The end tabs 30 are sized to be complimentary to the ribs 27 and fit snugly between adjacent ribs 27 in the liner side panels 21 (see FIG. 4). When installed in the liner 20, the lower edge of the center panel 29 of the divider 28 is generally flush with the liner bottom 24. Dividers 28, as needed, are inserted into the liner 20 to create smaller compartments 31 in the drawer 13. The identification tab 25 is angled to overlay the identification plate 18 when the liner 20 is installed in the drawer 13. Patient information 32 is preferably affixed to the identification tab 25 to avoid the need to continually remove and replace patient information on the identification plate 18.
The tapered corners 26 of the liner 20 allow a plurality of liners 20 to be stored in a nested stack 35 (see FIG. 5). In the preferred embodiment, the taper angle 36 is such that the space between adjacent bottom panels 24 in a nested stack 35 is minimized. This sizing is for convenience in storage and retrieval of individual liners 20. When the liners 20 are tapered in this fashion, the dividers 28 are also tapered to fit within the liners.
For the convenience of the user, the preferred embodiment includes a dispenser system 40 (see FIG. 6). The dispenser 40 is comprised of a rectangular container 45 with two side panels 41, two end panels 42, a bottom panel 43 and an open top. Alternatively, one or both end panels 42 may incorporate perforations to permit removal of a center portion to form openings 44. The container 45 is large enough to hold a nested stack 35 of liners. The end panels 42 include a cut-out opening 44 wide enough for hand access to the liners 20 which are drawn out through the top. In a wall mounted dispenser system, the dispenser 40 also includes mounting brackets 46 attached to a side panel 41 of the dispenser 40. Dispensers 40 may be of a permanent or disposable type. A disposable dispenser 40 is preferably made of cardboard or similar material. A permanent dispenser 40 is preferably made of high impact plastic. In an alternative embodiment, a permanent dispenser 40 may be sized to hold a disposable dispenser 40. In either case, it is preferred that the dispenser 40 include a means to identify the color of the liners 20 being stored. Such means include the use of color coded labels, bar codes, windows and other techniques as are known in the art.
In an alternative to the preferred embodiment, the drawer 13 need not be bottomless to obtain the benefits of the invention. While it is believed that the bottomless drawer 13 insures that a liner 20 is used and is therefore preferable, it is recognized that existing medication carts 10 have drawers 13 with bottoms 17 that are suitable for use with the invention. It is also recognized that medication carts 10 and drawers 13 have been and will be made in shapes other than regular geometric rectangles.
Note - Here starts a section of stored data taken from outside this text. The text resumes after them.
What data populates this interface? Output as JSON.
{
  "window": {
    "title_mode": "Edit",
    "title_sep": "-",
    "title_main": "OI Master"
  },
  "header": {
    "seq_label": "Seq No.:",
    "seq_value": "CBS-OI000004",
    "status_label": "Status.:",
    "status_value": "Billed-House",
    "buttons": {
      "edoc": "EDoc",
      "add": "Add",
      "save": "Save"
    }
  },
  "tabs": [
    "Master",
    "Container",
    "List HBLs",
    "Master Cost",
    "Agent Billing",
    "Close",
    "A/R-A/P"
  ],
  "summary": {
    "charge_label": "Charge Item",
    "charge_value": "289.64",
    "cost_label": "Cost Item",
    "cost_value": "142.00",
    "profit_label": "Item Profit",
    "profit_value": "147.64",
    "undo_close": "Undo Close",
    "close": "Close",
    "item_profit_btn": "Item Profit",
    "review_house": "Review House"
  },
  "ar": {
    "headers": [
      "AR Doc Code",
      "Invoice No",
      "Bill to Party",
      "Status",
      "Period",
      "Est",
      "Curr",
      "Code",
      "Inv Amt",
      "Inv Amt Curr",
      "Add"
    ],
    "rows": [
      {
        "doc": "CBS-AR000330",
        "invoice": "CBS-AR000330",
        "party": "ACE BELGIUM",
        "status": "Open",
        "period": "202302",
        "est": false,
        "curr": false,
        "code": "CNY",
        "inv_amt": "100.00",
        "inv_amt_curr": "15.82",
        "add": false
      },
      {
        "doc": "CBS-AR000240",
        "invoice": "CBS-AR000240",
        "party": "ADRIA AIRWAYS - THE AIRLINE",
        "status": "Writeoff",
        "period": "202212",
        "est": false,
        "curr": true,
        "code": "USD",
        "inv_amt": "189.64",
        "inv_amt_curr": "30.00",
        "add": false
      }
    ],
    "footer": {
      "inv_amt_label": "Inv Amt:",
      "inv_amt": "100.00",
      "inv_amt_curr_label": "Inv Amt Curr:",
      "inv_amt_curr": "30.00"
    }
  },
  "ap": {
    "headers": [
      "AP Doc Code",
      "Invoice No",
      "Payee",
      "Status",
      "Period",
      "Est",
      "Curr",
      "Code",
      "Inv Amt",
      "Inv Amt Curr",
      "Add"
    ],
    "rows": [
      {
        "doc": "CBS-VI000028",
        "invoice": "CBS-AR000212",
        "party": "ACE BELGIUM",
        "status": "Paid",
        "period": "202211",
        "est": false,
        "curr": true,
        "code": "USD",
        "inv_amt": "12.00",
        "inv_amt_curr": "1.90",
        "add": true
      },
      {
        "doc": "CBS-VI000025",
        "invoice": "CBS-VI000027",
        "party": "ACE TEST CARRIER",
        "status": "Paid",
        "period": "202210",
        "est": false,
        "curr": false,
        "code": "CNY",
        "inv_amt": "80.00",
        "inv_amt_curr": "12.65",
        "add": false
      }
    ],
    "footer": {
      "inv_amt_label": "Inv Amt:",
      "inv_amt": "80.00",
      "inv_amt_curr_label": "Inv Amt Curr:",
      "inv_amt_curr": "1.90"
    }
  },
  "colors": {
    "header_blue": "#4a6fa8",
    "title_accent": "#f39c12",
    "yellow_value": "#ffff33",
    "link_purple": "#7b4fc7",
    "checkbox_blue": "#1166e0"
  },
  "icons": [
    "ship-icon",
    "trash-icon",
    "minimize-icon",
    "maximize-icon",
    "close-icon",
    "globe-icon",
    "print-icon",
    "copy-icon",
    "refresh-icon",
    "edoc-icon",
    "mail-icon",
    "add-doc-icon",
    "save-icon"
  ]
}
It is within the scope of the invention then that liners 20, dividers 28, dispensers 40 and other components of the preferred embodiment may be of any shape that generally conforms to the interior contours of a drawer.
While the preferred embodiment is directed to use in medication carts 10, the principles of the invention are equally adaptable for other health care applications including other drug delivery systems, epidural trays, stock bins for unit dose (UD) dispensing, outpatient and home health care medicine receptacles, separation of narcotics, team-R carts, code carts, labor and delivery tackle boxes, cardiovascular operating room buckets, laboratory samples, intravenous solutions and other medical cabinets and storage systems as are known in the art.
The above description is not intended to limit the meaning of the words used in the following claims that define the invention. Rather, it is contemplated that future modifications in structure, function or result will exist that are not substantial changes and that all such insubstantial changes in what is claimed are intended to be covered by the claims.